Check out the motorcyles! There were a lot of them racing up the mountain roads aside from family campers and SUVs. I would never drive up a mountain road on a motorcycle. No way.
Don’t be too much in a hurry to summit, because the most beautiful sights, at least for me, are found on the way up. There are many pretty pockets where you can stop and park your car at to take in the view.
The closer you get to the summit, the more chilly it gets and it is never more noticeable than when you have passed the tree line, aka the section of the mountain where trees stop growing. I would strongly advice anyone going up top to bring a warm jacket no matter what time of the year you go. Being averse to cold myself, I felt like I needed thermals up at the summit. And gloves, and a thick bonnet, plus earmuffs. My nose was dripping and it was hailing. I do not like cold!

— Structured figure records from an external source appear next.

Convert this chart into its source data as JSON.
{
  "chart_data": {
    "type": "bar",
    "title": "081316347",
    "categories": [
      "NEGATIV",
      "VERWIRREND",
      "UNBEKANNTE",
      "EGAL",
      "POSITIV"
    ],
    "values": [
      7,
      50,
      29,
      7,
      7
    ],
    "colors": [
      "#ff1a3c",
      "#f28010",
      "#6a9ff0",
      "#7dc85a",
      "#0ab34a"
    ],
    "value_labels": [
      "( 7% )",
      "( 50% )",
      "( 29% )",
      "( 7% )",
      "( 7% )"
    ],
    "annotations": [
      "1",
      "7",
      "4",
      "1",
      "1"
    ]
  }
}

Here are photos from the top viewing decks at the summit, right before the storm cloud poured down on us:
We saw the cog rail come up the side of the mountain while we were at the viewing decks. Everyone piled out to seek shelter at the summit restaurant and shop to pee, eat, or shop for souvenirs. I’ve never been a souvenir person and I hate knick knacks of any kind. I have absolutely no use for them either and do not like getting them or having to bring them to people. Plus, last year, I got a $40 Pike’s Peak hoodie at the Cave of the Winds shop. Not repeating that again. I wished I had gotten the AuD $10 hoodies at the Melbourne market a year ago. I really just want to collect hoodies from the places I’ve ever been to. Because hoodies can be worn instead of shoved into a dusty shelf gathering more dust. And I like hoodies😀 My plan is when I’ve got more spending money, I wanna collect street art from the places I’m going to see. For me street art is more representative of the place and the culture, along with market and food tours. Key chains are the absolute worst!
Anyway, moving on, we got some of their ‘world famous’ donuts:
They also sold hot cocoa, soup, sandwiches, and candy.

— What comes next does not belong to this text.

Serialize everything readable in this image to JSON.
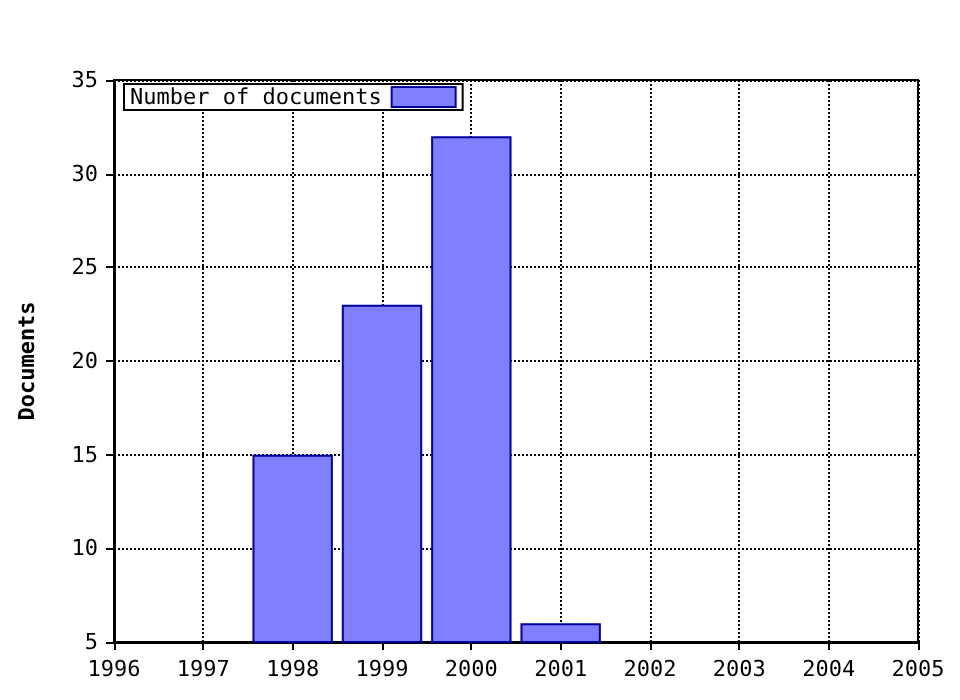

On our way down, we took more pictures. A wonderful thing happened too, once it started clearing up, and the sun came out, we saw this as we were rounding one of the hairpin bends:
It was so beautiful. We stopped for a little while to admire it until it slowly faded.
At the checkpoint, park employees check brake temperatures to make sure the going is safe for the rest of the descent. Most people driving didn’t really know how to do so and be safe without stepping on the brakes all the way down, and especially on the curves. Fortunately for me, hubby has been driving up the Peak since 2006 and he actually knows how to drive. The trick is in staying on the lower gears, first and second, and only using the brakes when absolutely necessary. That way, they don’t overheat and malfunction.
Most of the cars were told to park and wait 15-20 minutes before continuing on. The guy at the checkpoint commended Brice for his ‘excellent driving’ and waved us on. But we stopped because I had to pee. Again. Typical.😀
As a testament to how treacherous a drive it can be, on our way down, we passed this pick up that’s not going anywhere anytime soon and not without a towing service:
It could really get hairy up there if you’re not careful. I thoroughly enjoyed our trek up the mountain. It was like getting closer to heaven, where you can see the expanse of the boundless blue sky and imagine myself hugging the world. I see how Katherine Lee Bates would be inspired to write American The Beautiful after being here.